J.-M. Aphatie.- Bonjour, J.-P. Jouyet.
Bonjour, J.-M. Aphatie.
Vous présiderez donc, à partir de lundi l'Autorité des Marchés Financiers. Il y aura sans doute beaucoup de travail. On en reparlera. Et vous participerez donc, aujourd'hui et demain à Bruxelles à votre dernier Conseil européen en tant que secrétaire d'Etat aux Affaires européennes. Un petit pincement au coeur, ce matin, J.-P. Jouyet ?
Oui. C'est incontestable. C'est un regret, et c'est un Conseil européen qui est décisif pour l'Europe puisque vous le savez il y a les trois sujets qui concernent à la fois l'avenir institutionnel avec le problème irlandais, la lutte contre le réchauffement climatique et l'énergie, qui pose des problèmes...
Un dossier difficile ?
Voilà, un dossier très difficile avec, notamment, les pays d'Europe centrale et orientale. Et après la crise, bien évidement, le plan de relance européen face à la crise économique.

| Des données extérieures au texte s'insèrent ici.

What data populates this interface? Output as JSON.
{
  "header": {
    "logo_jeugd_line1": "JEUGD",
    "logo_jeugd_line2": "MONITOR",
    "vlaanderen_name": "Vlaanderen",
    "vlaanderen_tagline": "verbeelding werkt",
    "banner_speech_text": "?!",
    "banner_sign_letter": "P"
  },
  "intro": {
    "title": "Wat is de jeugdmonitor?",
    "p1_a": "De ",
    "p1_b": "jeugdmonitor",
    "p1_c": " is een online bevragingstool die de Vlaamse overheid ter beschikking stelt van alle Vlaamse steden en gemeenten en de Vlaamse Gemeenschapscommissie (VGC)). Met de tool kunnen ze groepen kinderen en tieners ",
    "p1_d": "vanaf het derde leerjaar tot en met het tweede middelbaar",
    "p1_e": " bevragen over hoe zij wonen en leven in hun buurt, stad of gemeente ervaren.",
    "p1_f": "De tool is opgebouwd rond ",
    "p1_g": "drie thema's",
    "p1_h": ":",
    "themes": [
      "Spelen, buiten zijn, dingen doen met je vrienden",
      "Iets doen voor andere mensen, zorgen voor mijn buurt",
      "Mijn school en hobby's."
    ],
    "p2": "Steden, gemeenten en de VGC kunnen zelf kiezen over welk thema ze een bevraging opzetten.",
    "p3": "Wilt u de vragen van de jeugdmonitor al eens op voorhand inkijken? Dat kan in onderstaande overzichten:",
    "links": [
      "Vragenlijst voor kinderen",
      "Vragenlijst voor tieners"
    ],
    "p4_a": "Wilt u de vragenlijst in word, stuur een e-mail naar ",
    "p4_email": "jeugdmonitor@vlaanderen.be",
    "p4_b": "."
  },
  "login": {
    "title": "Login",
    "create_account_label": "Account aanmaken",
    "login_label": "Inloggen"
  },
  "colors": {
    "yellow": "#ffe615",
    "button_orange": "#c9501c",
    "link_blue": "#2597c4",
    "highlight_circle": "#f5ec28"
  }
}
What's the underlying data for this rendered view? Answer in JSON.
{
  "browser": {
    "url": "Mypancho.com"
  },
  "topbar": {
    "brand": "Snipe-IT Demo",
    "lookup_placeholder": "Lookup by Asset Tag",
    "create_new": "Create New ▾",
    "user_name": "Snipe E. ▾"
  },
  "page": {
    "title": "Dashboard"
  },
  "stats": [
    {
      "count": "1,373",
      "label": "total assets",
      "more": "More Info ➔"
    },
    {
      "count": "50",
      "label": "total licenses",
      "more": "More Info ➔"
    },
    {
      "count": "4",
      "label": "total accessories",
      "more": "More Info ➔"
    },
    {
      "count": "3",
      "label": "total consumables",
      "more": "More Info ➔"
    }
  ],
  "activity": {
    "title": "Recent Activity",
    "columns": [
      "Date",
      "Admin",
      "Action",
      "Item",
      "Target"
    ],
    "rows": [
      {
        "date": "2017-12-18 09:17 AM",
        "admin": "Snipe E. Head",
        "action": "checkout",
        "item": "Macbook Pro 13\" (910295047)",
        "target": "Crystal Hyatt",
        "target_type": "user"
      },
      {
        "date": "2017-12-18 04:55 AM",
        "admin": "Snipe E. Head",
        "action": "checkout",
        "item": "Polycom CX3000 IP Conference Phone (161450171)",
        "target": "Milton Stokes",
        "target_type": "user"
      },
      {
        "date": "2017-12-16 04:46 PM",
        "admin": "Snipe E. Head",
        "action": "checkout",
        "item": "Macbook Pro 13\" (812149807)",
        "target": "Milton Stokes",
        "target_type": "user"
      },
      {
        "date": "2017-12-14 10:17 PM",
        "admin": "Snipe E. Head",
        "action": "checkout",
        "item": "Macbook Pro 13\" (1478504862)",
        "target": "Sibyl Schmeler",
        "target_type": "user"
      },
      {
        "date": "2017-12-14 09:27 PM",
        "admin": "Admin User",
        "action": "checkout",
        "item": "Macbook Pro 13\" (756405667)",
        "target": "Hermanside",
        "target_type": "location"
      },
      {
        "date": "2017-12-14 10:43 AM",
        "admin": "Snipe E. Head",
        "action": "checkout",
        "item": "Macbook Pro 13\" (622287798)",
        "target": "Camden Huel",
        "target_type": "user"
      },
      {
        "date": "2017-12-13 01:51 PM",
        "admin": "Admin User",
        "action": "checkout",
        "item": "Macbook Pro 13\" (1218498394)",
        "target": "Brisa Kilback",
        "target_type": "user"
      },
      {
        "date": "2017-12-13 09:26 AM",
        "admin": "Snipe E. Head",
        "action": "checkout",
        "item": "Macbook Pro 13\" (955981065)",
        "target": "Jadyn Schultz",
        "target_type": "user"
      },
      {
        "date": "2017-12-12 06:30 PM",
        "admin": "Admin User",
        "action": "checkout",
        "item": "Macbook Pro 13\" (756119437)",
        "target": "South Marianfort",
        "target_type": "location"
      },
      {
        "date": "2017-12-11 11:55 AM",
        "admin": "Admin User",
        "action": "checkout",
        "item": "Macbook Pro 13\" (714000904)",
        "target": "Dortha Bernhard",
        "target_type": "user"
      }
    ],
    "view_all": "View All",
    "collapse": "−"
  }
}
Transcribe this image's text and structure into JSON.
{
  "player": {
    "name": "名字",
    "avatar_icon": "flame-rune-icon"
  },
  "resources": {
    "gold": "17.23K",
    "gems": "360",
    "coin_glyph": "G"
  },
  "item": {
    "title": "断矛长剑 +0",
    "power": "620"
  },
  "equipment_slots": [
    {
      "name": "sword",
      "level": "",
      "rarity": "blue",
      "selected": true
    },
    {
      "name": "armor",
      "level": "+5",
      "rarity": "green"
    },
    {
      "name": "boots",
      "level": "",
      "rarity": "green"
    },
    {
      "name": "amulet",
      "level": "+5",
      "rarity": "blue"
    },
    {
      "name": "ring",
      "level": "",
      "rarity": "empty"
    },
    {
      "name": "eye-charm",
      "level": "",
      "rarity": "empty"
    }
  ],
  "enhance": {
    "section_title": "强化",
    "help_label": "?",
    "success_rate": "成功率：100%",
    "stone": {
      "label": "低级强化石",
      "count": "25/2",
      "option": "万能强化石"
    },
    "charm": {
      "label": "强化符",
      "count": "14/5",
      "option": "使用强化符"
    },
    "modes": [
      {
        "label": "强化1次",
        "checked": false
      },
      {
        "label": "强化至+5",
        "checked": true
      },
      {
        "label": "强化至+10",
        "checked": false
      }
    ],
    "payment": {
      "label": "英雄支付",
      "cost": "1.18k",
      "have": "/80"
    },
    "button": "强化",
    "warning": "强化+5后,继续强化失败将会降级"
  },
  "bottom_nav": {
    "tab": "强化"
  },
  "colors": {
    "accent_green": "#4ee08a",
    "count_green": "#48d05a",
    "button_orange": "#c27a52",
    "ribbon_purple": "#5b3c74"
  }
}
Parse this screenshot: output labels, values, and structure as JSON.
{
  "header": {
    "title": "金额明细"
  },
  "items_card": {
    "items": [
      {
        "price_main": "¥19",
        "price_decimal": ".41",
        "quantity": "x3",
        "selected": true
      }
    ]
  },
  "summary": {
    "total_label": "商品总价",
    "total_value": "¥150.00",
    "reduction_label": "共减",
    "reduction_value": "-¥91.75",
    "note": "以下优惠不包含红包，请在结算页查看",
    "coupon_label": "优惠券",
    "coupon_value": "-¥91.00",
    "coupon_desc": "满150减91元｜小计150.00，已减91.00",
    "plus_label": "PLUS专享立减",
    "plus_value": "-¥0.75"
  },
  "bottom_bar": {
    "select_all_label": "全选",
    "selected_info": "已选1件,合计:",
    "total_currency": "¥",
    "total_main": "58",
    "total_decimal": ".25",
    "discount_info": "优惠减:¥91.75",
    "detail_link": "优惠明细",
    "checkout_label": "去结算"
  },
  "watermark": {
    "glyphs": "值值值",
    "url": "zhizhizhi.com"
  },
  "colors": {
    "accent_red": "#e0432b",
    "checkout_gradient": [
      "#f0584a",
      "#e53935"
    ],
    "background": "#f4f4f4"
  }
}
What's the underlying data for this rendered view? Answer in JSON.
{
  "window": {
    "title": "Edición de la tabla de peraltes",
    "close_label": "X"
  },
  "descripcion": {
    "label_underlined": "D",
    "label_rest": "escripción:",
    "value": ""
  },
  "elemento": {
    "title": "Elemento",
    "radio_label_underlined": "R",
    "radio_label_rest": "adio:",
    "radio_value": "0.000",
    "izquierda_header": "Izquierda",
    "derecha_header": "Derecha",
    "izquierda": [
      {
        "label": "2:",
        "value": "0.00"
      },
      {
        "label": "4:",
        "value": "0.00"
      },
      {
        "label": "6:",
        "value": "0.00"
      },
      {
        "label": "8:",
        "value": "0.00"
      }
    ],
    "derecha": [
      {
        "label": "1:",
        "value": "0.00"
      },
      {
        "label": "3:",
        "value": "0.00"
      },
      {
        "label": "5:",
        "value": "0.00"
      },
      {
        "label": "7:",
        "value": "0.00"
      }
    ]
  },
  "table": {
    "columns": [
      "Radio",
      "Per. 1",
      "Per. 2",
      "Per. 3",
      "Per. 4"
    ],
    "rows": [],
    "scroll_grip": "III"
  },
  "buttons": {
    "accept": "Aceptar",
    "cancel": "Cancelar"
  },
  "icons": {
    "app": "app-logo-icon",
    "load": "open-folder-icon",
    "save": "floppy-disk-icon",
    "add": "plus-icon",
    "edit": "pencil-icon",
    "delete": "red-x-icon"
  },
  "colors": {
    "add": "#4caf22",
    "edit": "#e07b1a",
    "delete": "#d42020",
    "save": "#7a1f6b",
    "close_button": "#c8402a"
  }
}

Vous avez donc été pendant dix-huit mois secrétaire d'Etat aux Affaires européennes, et le grand changement sur la scène européenne, c'est que, traditionnellement, la France et l'Allemagne marchaient ensemble, affrontaient les crises ensemble, et qu'on constate qu'entre A. Merkel et N. Sarkozy ça ne va pas du tout, du tout. Comment l'expliquez-vous ?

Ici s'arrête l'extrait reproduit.